The higher the price the lower the number of shares you can buy. The opposite is also true.

The lower the price the higher number of shares you can buy. You can always refer to the formula above.

You can add the total amount you invested and divide it by the number of shares you have to get the break-even price.

The stock price must rise above break-even for you to profit, assuming that there are no trading fees and taxes.


Dollar-cost averaging requires you to do extensive research to select the best stocks, although you opt to use a passive strategy.

If you selected a bad stock, you’ll be investing in losing the company.

Where can this investment take you?

Another disadvantage of dollar-cost averaging is the hidden trading fees.

Every time you buy a stock you are paying up the commissions, and over time the cost will go up.

The optimum way to reduce trading fees is to invest a lump sum.

Instead of buying stocks monthly, do it every three, six, or eight months to reduce the costs of trading.


It was found that averaging out of the share market is profitable.

However, there is a strategy you can use to get out of a losing trade that the pros use.

In this averaging down trading strategy, professional traders only average down the stock to get out of a losing position.

Let’s say the stock price declined to the support level at 10%, you can buy more shares to lower your price per share.

Then, get out at the pullback up to 50% of the total decline.

The strategy will help you reduce your trading losses, and it may reverse upward.

However, if there is a breakdown at the support level, exit the trade immediately.

Don’t want to amplify your losses, only take the smaller losses.

What to do when the stock goes down?

You can use the strategy above to get out of a losing trade, or just exit the trade and take the loss.

What is important is that your average losers are lesser than your winners.

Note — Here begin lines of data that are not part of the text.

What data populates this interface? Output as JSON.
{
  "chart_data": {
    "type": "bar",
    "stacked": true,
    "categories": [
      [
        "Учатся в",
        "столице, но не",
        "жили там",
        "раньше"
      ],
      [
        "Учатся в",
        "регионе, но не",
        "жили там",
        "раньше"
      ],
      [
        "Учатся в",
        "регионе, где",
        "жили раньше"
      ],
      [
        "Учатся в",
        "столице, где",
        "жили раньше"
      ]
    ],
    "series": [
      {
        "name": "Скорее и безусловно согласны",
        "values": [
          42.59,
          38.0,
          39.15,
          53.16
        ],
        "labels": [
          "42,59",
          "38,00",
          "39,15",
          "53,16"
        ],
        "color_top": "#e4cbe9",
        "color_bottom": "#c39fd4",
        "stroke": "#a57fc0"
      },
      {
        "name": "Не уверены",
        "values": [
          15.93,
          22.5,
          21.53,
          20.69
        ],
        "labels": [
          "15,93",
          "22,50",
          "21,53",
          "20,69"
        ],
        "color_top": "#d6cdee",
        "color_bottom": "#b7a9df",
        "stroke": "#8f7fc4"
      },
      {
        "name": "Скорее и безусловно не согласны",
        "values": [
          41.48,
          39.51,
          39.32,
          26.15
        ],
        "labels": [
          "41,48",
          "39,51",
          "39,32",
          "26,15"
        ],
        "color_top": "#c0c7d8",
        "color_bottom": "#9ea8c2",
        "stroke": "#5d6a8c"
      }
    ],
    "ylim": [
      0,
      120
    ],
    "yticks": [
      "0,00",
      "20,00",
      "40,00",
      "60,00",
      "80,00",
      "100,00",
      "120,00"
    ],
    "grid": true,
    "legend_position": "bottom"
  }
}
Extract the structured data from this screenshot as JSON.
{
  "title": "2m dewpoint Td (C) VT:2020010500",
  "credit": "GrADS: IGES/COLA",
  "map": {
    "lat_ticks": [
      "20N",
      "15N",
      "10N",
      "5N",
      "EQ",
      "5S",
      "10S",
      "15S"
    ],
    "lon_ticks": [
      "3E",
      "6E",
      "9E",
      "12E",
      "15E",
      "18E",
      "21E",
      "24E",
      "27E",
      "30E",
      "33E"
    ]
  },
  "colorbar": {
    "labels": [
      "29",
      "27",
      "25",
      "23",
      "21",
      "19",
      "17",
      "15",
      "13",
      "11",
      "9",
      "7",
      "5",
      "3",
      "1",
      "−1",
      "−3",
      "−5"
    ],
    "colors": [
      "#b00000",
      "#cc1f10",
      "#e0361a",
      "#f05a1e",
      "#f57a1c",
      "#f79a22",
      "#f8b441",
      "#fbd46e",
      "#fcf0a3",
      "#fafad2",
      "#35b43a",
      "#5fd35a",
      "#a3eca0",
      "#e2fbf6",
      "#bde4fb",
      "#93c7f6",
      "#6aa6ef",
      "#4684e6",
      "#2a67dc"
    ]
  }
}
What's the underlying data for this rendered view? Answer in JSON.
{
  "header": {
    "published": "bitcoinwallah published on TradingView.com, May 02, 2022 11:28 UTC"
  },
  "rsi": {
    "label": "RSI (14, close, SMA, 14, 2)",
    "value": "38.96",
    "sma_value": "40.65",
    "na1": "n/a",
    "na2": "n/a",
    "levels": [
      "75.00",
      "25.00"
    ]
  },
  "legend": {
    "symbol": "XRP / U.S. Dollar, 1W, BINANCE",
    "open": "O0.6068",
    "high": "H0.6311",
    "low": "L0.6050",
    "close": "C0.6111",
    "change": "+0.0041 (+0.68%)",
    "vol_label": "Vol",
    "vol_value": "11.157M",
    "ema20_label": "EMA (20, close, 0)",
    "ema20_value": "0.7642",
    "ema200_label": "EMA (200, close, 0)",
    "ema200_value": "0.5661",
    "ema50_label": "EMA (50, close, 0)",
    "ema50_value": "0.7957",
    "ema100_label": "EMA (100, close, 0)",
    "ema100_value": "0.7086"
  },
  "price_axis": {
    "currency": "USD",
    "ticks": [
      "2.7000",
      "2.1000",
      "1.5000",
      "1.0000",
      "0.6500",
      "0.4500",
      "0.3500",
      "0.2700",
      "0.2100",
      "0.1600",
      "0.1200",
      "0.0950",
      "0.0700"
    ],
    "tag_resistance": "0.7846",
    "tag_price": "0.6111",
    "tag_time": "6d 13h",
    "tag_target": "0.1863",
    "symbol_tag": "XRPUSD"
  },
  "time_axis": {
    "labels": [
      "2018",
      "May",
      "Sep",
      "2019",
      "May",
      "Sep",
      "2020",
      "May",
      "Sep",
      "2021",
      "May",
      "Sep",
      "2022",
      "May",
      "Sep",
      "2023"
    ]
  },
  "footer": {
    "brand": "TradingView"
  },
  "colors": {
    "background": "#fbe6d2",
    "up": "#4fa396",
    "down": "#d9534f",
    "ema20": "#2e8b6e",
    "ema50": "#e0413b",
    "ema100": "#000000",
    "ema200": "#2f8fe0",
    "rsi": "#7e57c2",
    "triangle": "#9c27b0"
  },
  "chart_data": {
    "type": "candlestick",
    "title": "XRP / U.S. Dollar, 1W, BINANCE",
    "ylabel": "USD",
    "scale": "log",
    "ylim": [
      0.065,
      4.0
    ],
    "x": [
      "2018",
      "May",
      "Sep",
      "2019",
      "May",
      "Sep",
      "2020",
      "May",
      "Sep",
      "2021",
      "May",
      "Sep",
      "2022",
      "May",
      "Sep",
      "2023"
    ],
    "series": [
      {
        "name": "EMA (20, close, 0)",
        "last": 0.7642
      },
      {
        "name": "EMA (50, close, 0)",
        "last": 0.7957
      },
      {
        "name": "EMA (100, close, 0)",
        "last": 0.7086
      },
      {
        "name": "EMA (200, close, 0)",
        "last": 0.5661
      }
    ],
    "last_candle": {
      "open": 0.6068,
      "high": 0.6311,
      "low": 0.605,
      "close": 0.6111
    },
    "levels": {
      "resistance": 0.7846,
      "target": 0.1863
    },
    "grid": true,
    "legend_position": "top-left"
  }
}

Do not amply your losses by averaging down stocks, unless you use the strategy, I have shared above.

Always honor your stop loss to protect your investment.

Wrap Up

There are many strategies you can use to become profitable in trading, and you can look at our recommended strategies to find out more about it.

Averaging down stocks is an account breaker if you abuse it.

Worse! If you double down the amount, you add in every decline.

Study the formula above to have a good idea about the break-even price, and only if you can’t control yourself.

If you must, then get out of the trade fast.